The study also found that content featuring conspicuous consumption often leads to a desire to keep up with digital role models, resulting in impulsive spending. About 33% of respondents admitted to overspending on luxury items, vacations, or expensive home renovations due to social media pressure. This effect is stronger among those who spend more time on social media—51% of those who spend over three hours a day admitted to overspending, compared to 16% of those who limit their time to one hour. Additionally, 74% of respondents believe their acquaintances portray themselves as wealthier on social media than they are in reality.

Barrow, who deleted her social media accounts, encourages users to reduce their time on social networks and remove payment details from devices and platforms to minimize impulsive purchases. "Sometimes we need to create obstacles for ourselves," she advises.

Social media and influencer culture can exacerbate financial dysmorphia because we see images of people living glamorous lives and spending lavishly," Scott Lieberman, founder of Touchdown Money, told GoBankingRates. "But we don't know the truth about how they got that money or how much debt they have.

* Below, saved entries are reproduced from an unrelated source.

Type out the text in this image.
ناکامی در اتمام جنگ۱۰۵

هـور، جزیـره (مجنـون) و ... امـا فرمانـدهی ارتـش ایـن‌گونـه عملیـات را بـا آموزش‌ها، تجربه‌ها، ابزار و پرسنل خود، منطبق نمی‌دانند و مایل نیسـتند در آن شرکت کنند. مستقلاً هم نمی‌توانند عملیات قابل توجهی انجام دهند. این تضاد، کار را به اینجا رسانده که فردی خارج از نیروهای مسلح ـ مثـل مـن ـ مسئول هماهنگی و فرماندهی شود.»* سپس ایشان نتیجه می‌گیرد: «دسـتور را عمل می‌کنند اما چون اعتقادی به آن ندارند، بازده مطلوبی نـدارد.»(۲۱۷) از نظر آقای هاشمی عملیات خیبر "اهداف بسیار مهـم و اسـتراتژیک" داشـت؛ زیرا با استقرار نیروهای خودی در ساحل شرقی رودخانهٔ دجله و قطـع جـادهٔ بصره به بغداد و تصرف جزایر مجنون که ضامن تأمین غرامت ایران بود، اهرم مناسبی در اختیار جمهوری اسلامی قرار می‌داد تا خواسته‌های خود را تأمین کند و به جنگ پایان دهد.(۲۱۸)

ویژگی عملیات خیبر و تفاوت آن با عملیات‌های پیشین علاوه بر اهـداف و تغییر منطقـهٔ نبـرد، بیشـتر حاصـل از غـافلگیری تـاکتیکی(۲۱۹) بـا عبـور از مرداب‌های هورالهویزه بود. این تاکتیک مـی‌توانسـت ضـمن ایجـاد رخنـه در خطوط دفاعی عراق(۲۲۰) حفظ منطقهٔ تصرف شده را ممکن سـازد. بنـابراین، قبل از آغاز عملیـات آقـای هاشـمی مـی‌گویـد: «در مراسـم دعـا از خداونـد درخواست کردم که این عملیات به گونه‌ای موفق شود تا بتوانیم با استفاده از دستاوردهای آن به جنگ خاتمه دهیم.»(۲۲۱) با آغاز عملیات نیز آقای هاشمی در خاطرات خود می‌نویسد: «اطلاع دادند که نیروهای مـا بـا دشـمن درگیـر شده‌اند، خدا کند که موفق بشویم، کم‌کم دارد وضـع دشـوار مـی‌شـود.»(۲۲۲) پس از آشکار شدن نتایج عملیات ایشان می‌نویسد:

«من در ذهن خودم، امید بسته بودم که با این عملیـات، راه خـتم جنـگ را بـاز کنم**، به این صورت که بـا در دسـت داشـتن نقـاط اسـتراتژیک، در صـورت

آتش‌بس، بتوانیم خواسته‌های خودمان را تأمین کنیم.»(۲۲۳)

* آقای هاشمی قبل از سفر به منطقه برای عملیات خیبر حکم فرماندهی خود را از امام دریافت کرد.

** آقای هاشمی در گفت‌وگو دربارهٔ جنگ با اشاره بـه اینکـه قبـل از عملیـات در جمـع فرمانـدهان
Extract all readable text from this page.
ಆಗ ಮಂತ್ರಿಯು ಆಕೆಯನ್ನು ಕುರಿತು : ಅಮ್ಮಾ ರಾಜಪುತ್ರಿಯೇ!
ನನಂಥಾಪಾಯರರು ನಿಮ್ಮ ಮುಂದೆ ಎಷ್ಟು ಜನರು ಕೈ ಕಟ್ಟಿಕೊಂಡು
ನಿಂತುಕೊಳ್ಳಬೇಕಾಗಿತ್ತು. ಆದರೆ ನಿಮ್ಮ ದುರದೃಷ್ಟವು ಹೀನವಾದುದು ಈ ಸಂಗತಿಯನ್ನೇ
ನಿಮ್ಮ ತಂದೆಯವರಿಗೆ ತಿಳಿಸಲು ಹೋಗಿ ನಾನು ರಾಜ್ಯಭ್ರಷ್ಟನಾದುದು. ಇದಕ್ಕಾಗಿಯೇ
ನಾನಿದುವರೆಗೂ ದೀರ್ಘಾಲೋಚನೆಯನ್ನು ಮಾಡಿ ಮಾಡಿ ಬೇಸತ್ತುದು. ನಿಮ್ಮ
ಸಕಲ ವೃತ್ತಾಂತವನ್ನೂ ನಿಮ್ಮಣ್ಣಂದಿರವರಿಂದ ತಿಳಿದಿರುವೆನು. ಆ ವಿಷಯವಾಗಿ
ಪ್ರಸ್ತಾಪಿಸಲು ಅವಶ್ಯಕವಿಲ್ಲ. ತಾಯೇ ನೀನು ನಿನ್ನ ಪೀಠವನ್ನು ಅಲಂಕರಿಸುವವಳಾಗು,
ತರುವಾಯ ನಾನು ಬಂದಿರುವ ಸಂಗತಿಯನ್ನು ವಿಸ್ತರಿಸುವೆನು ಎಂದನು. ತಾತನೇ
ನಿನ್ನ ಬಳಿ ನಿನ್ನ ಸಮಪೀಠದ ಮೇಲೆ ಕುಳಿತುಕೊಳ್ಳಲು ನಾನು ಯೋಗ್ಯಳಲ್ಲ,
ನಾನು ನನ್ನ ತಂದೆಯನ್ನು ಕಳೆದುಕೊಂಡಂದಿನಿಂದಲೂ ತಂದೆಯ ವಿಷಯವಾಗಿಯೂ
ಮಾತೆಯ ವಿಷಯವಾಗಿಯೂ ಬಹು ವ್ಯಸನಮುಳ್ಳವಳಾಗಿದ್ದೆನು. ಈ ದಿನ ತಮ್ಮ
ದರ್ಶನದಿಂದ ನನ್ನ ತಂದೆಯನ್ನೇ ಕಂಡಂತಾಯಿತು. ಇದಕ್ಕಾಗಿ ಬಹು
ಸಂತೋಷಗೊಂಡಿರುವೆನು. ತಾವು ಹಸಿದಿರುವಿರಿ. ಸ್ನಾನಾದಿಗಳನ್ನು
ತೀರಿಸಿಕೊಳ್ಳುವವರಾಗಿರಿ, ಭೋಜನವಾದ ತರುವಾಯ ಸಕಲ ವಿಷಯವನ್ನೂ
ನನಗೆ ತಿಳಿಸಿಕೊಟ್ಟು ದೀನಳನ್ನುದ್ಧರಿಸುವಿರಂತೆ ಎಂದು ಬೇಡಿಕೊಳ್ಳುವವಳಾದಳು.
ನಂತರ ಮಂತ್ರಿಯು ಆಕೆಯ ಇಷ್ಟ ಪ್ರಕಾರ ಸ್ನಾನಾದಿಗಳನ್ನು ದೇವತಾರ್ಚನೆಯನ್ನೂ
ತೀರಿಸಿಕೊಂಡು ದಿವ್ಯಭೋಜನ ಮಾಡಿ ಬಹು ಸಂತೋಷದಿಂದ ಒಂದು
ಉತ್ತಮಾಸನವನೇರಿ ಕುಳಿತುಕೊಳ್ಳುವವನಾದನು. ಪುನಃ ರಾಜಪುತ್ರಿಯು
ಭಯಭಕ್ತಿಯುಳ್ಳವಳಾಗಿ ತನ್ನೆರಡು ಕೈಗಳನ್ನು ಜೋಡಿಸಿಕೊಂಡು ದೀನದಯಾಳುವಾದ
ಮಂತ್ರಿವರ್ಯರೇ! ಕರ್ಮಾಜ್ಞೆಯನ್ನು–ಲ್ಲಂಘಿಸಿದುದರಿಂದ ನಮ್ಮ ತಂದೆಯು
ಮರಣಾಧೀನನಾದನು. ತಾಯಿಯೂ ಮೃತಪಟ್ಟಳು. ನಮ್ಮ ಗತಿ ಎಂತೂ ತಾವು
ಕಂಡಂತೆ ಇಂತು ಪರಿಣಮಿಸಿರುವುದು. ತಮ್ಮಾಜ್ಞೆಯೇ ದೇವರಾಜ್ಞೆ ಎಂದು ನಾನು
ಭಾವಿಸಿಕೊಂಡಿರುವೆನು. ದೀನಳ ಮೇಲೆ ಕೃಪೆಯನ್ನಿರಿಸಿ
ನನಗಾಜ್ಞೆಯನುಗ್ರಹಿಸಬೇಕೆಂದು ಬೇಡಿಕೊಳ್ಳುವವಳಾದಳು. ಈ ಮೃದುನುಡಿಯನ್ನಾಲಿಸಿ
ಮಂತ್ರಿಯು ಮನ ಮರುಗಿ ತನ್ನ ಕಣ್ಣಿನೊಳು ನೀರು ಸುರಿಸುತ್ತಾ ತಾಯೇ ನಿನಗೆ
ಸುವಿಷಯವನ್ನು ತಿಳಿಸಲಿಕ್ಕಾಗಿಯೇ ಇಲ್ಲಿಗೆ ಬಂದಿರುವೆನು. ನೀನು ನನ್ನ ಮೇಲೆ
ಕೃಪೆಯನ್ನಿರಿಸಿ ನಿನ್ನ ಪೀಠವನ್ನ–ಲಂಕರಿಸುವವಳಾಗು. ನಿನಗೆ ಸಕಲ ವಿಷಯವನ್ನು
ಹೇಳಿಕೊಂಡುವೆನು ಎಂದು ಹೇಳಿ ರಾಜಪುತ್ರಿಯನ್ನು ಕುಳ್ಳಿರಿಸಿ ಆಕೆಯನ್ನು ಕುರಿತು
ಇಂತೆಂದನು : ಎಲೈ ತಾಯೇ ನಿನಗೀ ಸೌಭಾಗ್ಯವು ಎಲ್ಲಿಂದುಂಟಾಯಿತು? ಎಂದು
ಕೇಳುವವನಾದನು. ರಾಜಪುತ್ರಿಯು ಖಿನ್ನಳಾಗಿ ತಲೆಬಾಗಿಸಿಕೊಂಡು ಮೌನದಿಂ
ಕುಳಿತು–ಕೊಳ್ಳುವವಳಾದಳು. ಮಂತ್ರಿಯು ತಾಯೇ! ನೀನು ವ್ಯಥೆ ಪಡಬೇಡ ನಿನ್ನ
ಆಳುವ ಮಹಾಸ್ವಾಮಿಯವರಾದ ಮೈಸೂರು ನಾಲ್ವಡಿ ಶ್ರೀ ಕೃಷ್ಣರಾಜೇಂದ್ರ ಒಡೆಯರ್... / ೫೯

However, this doesn't stop Gen Z from dreaming of becoming influencers. In a 2023 survey, nearly 60% of Gen Z respondents said they would quit their jobs to become bloggers if the income was sufficient to maintain their lifestyle. Three out of ten said they would even pay to become influencers, with most considering it a respectable career.

However, another survey revealed that, contrary to their reputation for valuing freedom and self-expression over a stable income, Gen Z became more willing to sacrifice independence from the corporate world for a high salary post-pandemic. Nearly half of Gen Z respondents (41%) would stop working from home if it meant a promotion, 37% would give up their hobbies, and 31% would forgo socializing with friends for a higher salary. Researchers note that earning more than their parents is extremely important for Gen Z.